Roko Istorija

This story is sad and difficult. But with great hope and faith to facilitate the daily life of Rokas and his family, we can...

Roko parents, it's going through it for the second time. A serious, unknown diagnosis 15 years ago took the life of little boy Mantukas. Life will continue and Mantuk's parents have had another wonderful boy, Rokas. A loving, fun and good kid. Rokas was born at 27. 1455 g, 38 cm tall. After giving birth, doctors informed that Roko's mother had chorionamnionitis. In Kaunas clinics, in the reanimate of newcomers, the mother and her son lay for another 2 months. The weight of the Rokas grew well. So, Rokas at 7-8 months began to sit. By then, he was visiting a physician. The child began to walk independently at the age of 1.5 years. And then began to run, where only the eyes see and of course loved to talk.

At the age of 2, Roko development lagged behind. Parents decided to continue to take the child to specialists, but it became increasingly difficult to do so with each... When I entered the office, Rokas was crying and nothing could be done with the child. Therefore, specialists decided to train mom to exercise Roka at home. Time was running out, Rokas was vaginating, but it was noticed that the boy was getting harder to walk, his legs were confused...

Parents immediately after noticing this visited orthopedics, who did not notice anything wrong after the assessment. Parents were directed to geneticists in Kaunas clinics. The neurologist followed... A lot of research... And so until the first quarantine began. When the summer came, the investigations continued. This time, the parents visited geneticists in Vilnius. The studies carried out were not encouraging. The diagnosis announced by doctors is ruthless. GM2 ganglyosis (Tay-Sachs), and there is no cure for it, only symptomatic... Finally, in March this year.m, Rokutis underwent an operation in which a gastro stoma was inserted into his stomach, during which the boy is fed... Currently, Rokas suffers from epilepsy, lack of oxygen.

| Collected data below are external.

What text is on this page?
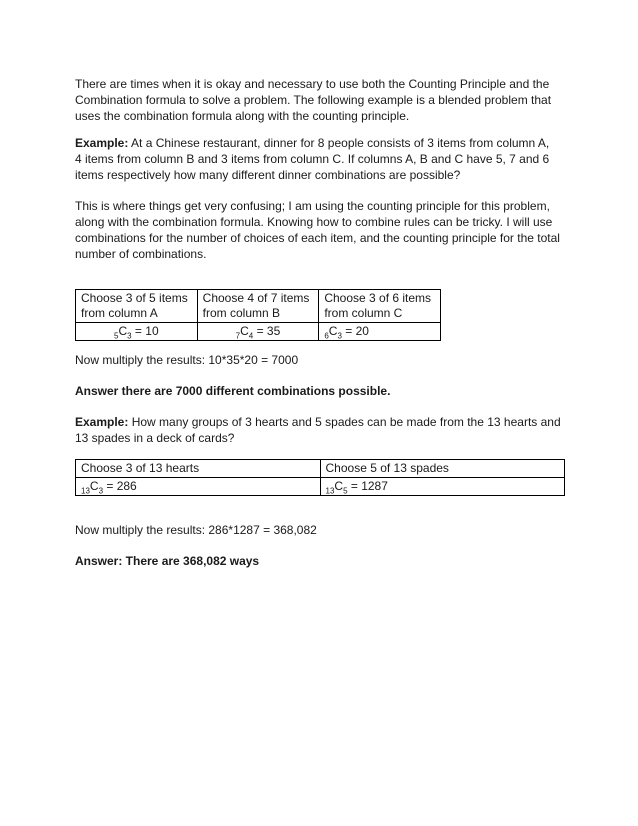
There are times when it is okay and necessary to use both the Counting Principle and the Combination formula to solve a problem. The following example is a blended problem that uses the combination formula along with the counting principle.

Example: At a Chinese restaurant, dinner for 8 people consists of 3 items from column A,
4 items from column B and 3 items from column C. If columns A, B and C have 5, 7 and 6 items respectively how many different dinner combinations are possible?

This is where things get very confusing; I am using the counting principle for this problem, along with the combination formula. Knowing how to combine rules can be tricky. I will use combinations for the number of choices of each item, and the counting principle for the total number of combinations.

Choose 3 of 5 items
from column A	Choose 4 of 7 items
from column B	Choose 3 of 6 items
from column C
$_5C_3 = 10$	$_7C_4 = 35$	$_6C_3 = 20$

Now multiply the results: 10*35*20 = 7000

Answer there are 7000 different combinations possible.

Example: How many groups of 3 hearts and 5 spades can be made from the 13 hearts and 13 spades in a deck of cards?

Choose 3 of 13 hearts	Choose 5 of 13 spades
$_{13}C_3 = 286$	$_{13}C_5 = 1287$

Now multiply the results: 286*1287 = 368,082

Answer: There are 368,082 ways
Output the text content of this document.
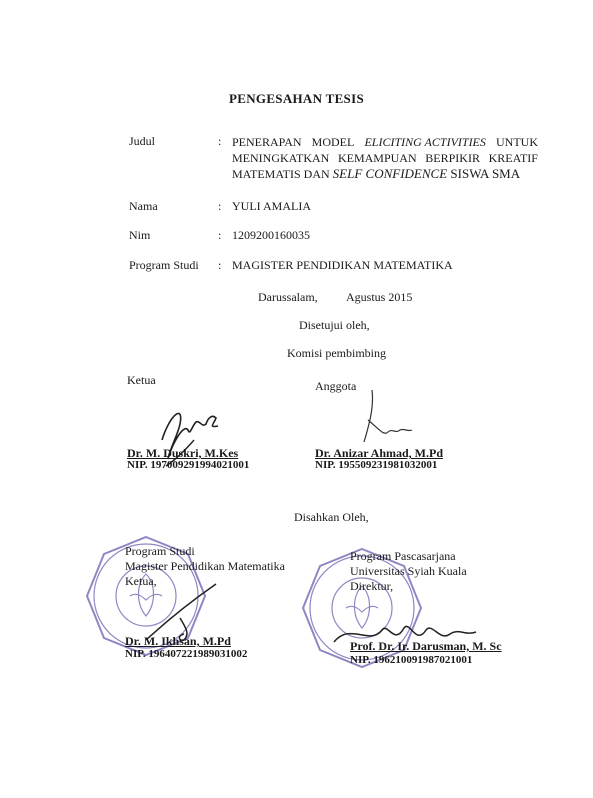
PENGESAHAN TESIS
Judul	: PENERAPAN MODEL ELICITING ACTIVITIES UNTUK
MENINGKATKAN KEMAMPUAN BERPIKIR KREATIF
MATEMATIS DAN SELF CONFIDENCE SISWA SMA
Nama	: YULI AMALIA
Nim	: 1209200160035
Program Studi : MAGISTER PENDIDIKAN MATEMATIKA
Darussalam, Agustus 2015
Disetujui oleh,
Komisi pembimbing
Ketua	Anggota
Dr. M. Duskri, M.Kes
NIP. 197009291994021001
Dr. Anizar Ahmad, M.Pd
NIP. 195509231981032001
Disahkan Oleh,
Program Studi
Magister Pendidikan Matematika
Ketua,
Dr. M. Ikhsan, M.Pd
NIP. 196407221989031002
Program Pascasarjana
Universitas Syiah Kuala
Direktur,
Prof. Dr. Ir. Darusman, M. Sc
NIP. 196210091987021001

Rokas doesn't sit on his own, he doesn't walk anymore... If you manage to grab something and keep it in your hands at least a little bit – parents are very happy... Unfortunately, the evolution of Rokutis went back to infancy... Rokutis needs special mixtures, which the family has been using for some time. Financially, however, this is difficult, as the sickness funds do not compensate for this food. We ask all people of goodwill to help.